Little Johnny Adult and Non Veg Jokes

  • Little Johnny in Love

    The pretty teacher was concerned with one of her young students so she took him aside after class one day.

    "Little Johnny, why has your school work been so poor lately?"

    "I'm in love," replied Little Johnny.

    Holding back an urge to smile, the teacher asked, "with whom?"

    "With you!" he said. "But Little Johnny," said the teacher gently, "don't you see how silly that is?
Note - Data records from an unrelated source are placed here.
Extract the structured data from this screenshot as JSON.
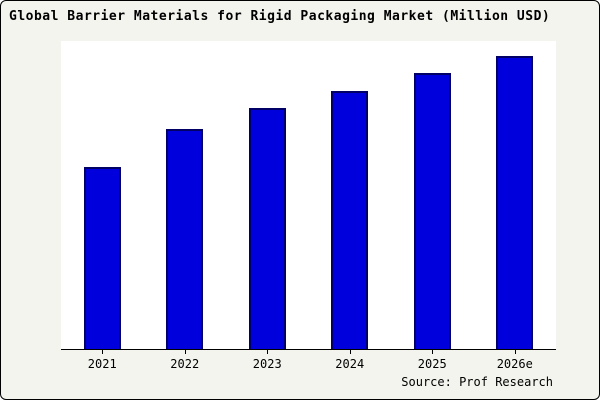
{
  "title": "Global Barrier Materials for Rigid Packaging Market (Million USD)",
  "source": "Source: Prof Research",
  "chart_data": {
    "type": "bar",
    "title": "Global Barrier Materials for Rigid Packaging Market (Million USD)",
    "categories": [
      "2021",
      "2022",
      "2023",
      "2024",
      "2025",
      "2026e"
    ],
    "values": [
      62,
      75,
      82,
      88,
      94,
      100
    ],
    "xlabel": "",
    "ylabel": "",
    "ylim": [
      0,
      105
    ],
    "note": "y-axis has no tick labels in source image; values are estimated as percent of tallest bar",
    "bar_color": "#0000dd",
    "bar_border_color": "#000066",
    "grid": false,
    "legend": "none"
  }
}
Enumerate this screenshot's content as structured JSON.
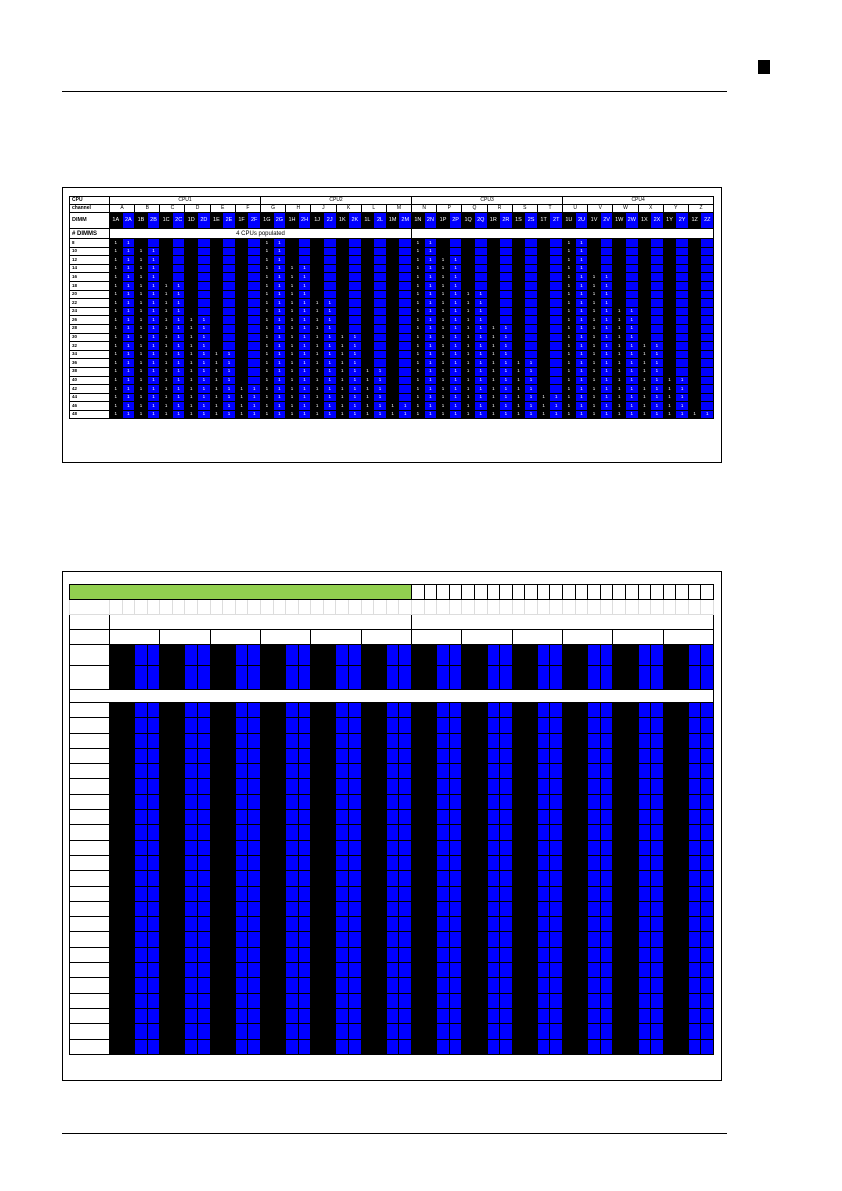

Sure I'd like a husband of my own someday... but I don't want a child."

    "Oh, don't worry," said Little Johnny reassuringly, "I'll use protection!"
  • Johnny Strikes Again!

    Teacher: Children, tomorrow I would like you to give me an example of a development that is currently being built near your home and what are the advantages of this new development.

    At the end of the class, the teacher asks that all the little girls remain behind for 5 minutes.

    Teacher: Young ladies, I have received numerous complaints from your parents concerning Little Johnny's crude remarks. It is very likely that for tomorrow he is going to say something dirty and that is why I am asking you all, to avoid any further problems, when he says anything that appears rude, to get up and leave the class room.
    Everybody agreed to this plan. Next day, teacher: Is everybody ready with their assignment? Go ahead Anna.
    Anna: Near my home, a supermarket is being built. Now my mommy doesn't have to walk so far to get bread and milk.
    Teacher: Very good Anna! Yes Koosie!
    Koosie: Near my home, they are building a furniture factory My daddy is a carpenter and this permits him to work near home.
    Teacher: Excellent, thank you Koosie!
    At this point, little Johnny's hand shoots up and the teacher asks: Oh heavens, tell me Johnny what new development is being built near your home.
    Little Johnny: Near my home, they are building a brothel.
    As all the young ladies get up and proceed to leave, Little Johnny says: Hey relax you little whores, it hasn't opened yet!!!
  • I Wanna Suck!

    One day, Little Johnny's teacher, Miss Figpot asked the class if they could name some things you can suck or Lick!"

    "Ice cream, ma'am!" Little Mary answered.

    "Good, Jane." Miss Figpot said, "Anyone else?"

    "How about a lollipop!" said Steven.

    "Very good, now it's your turn Johnny!" the teacher said.

    Little Johnny, sitting at back then answered, "A lamp!"

    The teacher and all of the students wondered about his answer.

    The teacher asked him, "Johnny, why do you think one can suck a lamp?"

    "Last night when I passed my parents room," Little Johnny answered, "I heard my mom say, turn off the lamp honey, I wanna suck."
  • Big Words

    Teacher turns to her class and says, "Today class, we are going to pick out some big words and use them in a sentence. Jenny would you like to go first?"

    "Yes Ma'am. Hypocrite. That boy was a hypocrite. He said it was not OK to go outside and play. Then he went out to play"

    "Very Good Jenny!"

    Little Johnny jumps up in the back of the room waving his hands.

    "Yes Johnny"

    "I have a big one!" he exclaimed.

    Sighing the teacher holds her hands together and prays silently, "Go ahead Johnny," she says.

    "Harassment!" says Little Johnny, "Her mouth said no, but harassment yes!"